Er fuhr vier Stunden ohne Pause und erreichte Batrovci. Ein kleiner Rastplatz auf der rechten Seite, eine Tankstelle und ein Restaurant mit Parkplatz. Ein idealer Platz, an dem der Bus aus Belgrad sicher halten würde, Jovana würde seinen blauen Fiat sehen und aussteigen. Immer das gleiche Szenario.
Er sah aus dem Fenster des Restaurants, wie sich die Türen des schlammbespritzten Busses öffnen, aus ihm steigt erst eine Wolke Zigarettenrauch, danach der Fahrer, der rief „Fünfzehn Minuten Pause!“, und hinter ihm die Reisenden, vorsichtig über die Regenpfützen steigend. Nur ein Schritt stach aus der Menge ungeschickter Beine hervor, wie wenn man in einen Schwarz-Weiß-Film ein feuerrotes Kleid und lange Beine in glitzernden Nylonstrümpfen hineingeschnitten hätte, die sich eifrig durch die Masse drängen. Er bezahlte die Rechnung und ging zu seinem Auto, wo er sie mit einem langen Kuss und einer festen Umarmung begrüßte. Der letzte Monat musste nachgeholt werden und diese Raststätte, mit einigen geparkten Sattelschleppern, Opeln von Gastarbeitern mit Anhängern und neugierigen Blicken der Reisenden, war nicht der allergünstigste Ort dafür. Nur ein paar Kilometer weiter, am Fluss Bosut, befand sich ein anderes, ruhigeres Restaurant mit Gästezimmern. Deshalb liebte er diese Autobahn. Sie verband verschiedenste geographische Welten und Zonen, von den kalten slowenischen bis zu den trockenen und heißen im Süden Makedoniens, über versteckte Oasen, wie die Ebene mit Pappeln am Bosut.

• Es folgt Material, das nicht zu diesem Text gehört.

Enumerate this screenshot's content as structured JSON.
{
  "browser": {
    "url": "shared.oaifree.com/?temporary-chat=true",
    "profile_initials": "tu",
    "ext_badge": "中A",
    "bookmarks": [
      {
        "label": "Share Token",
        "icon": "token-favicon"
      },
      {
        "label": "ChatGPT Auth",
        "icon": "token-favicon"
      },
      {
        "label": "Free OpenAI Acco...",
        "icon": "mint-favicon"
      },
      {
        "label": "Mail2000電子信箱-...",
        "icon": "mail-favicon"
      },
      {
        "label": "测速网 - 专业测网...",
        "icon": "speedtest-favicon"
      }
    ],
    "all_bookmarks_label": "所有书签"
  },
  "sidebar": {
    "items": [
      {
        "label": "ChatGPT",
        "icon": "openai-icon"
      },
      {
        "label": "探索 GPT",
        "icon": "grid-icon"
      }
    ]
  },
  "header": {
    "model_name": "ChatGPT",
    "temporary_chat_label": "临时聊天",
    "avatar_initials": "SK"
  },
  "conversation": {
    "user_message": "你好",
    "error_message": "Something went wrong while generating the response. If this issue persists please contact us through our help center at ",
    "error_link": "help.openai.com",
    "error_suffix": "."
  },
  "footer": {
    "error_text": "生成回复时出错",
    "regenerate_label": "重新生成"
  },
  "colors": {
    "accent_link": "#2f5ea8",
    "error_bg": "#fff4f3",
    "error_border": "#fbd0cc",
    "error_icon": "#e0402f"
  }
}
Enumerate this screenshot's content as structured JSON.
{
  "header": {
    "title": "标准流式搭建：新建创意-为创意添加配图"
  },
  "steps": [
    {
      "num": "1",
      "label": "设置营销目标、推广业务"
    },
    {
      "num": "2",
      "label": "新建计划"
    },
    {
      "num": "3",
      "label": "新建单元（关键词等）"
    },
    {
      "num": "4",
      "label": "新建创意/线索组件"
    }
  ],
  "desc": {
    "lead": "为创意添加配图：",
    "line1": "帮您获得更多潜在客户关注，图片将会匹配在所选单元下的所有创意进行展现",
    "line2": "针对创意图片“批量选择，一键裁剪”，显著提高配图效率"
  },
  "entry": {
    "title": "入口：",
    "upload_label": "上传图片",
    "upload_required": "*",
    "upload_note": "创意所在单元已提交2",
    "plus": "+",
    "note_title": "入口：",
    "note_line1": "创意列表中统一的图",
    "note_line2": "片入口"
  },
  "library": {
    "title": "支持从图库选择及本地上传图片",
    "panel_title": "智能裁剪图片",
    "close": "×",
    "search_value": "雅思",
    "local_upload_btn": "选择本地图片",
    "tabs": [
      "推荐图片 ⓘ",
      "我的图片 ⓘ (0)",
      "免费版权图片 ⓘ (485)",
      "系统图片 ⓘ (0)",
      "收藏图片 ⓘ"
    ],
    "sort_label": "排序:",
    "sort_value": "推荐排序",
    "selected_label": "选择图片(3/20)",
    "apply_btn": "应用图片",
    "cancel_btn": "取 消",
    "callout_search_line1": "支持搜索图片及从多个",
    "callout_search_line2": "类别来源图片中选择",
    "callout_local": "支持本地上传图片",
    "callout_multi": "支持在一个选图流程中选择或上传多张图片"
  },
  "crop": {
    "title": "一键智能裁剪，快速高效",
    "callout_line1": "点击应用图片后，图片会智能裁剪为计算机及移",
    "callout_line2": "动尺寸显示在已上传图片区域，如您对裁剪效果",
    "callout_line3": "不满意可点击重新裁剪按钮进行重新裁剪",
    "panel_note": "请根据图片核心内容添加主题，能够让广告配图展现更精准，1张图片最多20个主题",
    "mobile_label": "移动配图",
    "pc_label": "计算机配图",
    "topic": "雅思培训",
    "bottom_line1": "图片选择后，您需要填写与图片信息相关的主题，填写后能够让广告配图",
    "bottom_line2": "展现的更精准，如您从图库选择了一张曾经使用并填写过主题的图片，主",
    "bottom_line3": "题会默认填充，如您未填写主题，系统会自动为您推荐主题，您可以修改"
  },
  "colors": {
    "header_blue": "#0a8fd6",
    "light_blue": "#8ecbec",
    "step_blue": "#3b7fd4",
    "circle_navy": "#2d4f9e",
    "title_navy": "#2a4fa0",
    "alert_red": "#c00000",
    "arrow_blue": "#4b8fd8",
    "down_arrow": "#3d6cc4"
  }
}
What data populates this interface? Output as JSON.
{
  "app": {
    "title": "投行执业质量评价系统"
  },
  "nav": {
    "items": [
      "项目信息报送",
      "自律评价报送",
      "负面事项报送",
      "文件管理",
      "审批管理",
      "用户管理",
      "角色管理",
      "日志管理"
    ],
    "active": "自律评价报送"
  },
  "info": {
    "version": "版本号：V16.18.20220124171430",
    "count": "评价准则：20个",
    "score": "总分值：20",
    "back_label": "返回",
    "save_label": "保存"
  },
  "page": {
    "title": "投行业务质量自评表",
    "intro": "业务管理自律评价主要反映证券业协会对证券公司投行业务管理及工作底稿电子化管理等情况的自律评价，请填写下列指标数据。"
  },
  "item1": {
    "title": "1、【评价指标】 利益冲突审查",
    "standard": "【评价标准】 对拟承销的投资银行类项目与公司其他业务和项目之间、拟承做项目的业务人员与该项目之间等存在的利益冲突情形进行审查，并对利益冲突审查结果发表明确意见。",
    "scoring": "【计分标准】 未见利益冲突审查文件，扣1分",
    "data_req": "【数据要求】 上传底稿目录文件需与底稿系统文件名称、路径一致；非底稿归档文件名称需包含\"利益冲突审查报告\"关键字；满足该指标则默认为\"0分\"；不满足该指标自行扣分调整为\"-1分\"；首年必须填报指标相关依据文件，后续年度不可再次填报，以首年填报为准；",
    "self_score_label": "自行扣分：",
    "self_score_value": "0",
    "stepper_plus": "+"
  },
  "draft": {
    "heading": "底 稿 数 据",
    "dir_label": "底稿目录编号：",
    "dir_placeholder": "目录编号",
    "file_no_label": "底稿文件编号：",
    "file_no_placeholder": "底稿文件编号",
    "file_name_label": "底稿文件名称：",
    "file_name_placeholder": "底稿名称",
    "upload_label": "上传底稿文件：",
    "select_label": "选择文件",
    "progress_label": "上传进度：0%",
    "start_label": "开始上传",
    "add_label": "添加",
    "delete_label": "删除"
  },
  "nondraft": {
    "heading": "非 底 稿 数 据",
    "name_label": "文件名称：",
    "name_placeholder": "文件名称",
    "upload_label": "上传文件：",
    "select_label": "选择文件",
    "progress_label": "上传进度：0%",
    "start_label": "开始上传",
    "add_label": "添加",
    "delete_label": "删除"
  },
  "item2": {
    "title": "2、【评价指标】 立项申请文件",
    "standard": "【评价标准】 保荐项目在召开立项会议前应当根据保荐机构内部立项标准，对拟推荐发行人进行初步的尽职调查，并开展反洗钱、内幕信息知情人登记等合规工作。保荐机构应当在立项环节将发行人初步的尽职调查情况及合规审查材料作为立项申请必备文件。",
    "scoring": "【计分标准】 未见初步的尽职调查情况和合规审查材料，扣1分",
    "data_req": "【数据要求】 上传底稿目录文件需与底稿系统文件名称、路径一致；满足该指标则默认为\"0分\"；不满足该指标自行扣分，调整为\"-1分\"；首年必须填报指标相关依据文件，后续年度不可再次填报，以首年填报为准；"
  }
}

Sobald sie losgefahren waren, zog Jovana ihre Schuhe aus, setzte sich seitlich und legte ihre Beine in seinen Schoß. Allein deswegen zahlte sich das stundenlange Ruckeln auf der Autobahn aus. Sie sagten kein Wort. Sie sah ihn fest im Profil an und er starrte auf die Straße, während er ihre durchfrorenen Füße massierte. Dort angekommen, bestellten sie Wild, erzählten sich von Glücksfällen und Missgeschicken, verschwiegen die Probleme, die sie zuhause gelassen hatten, schauten sich verliebt an und tranken ihren Wein.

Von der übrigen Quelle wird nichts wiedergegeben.